Bonne nouvelle pour les travailleurs mis au chômage technique par l'ENIEM, après que cette dernière a suspendu la production par manque de moyens de financement. Une sortie de crise a été annoncée par les autorités concernées. En effet, le ministre de l'Industrie a fait état, ce jeudi, d'un plan de relance pour cette société ainsi que pour l'Entreprise nationale des industries électroniques (ENIE), qui se trouve également dans une impasse financière.

Le plan en question fera l'objet de discussions dimanche 13 décembre, lors d'une réunion prévue à cet effet et à laquelle prendront part tous les responsables concernés par ce dossier, dont, bien entendu, les dirigeants des deux entreprises en souffrance. Lors d'un point de presse animé à Alger, le ministre de l'Industrie a évoqué un plan de relance pérenne et « non un plan de relance d'urgence qui soit conjoncturel », a rapporté Algérie presse service (APS).

Lueur d'espoir pour les 1 700 travailleurs de l'ENIEM

« Notre vision est que le secteur public doit bénéficier d'une relance et d'un financement, mais sur des bases financières saines », a tenu à préciser Ferhat Aït Ali Braham. Précédemment, ce dernier a durement critiqué la gestion de l'ENIEM. Une entreprise qui « a consommé, selon lui, des milliards pour rien ». Pour rappel, l’ENIEM, sise à Tizi Ouzou, en Kabylie, a été contrainte d'arrêter la production le 1er décembre. La durée de suspension des activités a été fixée à un mois.

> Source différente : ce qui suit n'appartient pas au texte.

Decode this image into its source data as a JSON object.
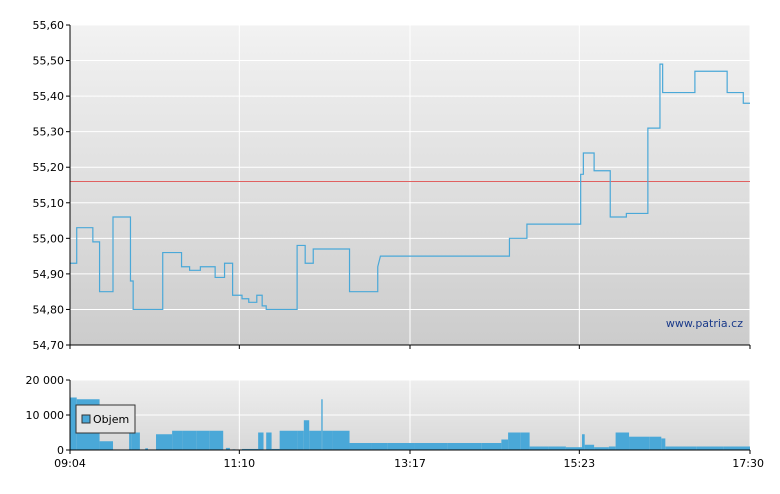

La décision a été motivée par « la persistance du blocage par la banque de l’octroi des crédits nécessaires pour le financement des approvisionnements et la rupture des stocks des matières premières entraînant de fait l’arrêt de la production et l’abrogation de la production de l’électroménager à partir de collections CKD », avait expliqué la direction de l’entreprise dans un communiqué. La décision n'a pas été du goût des travailleurs qui ont initié plusieurs actions de rue, pour crier leur ras-le-bol.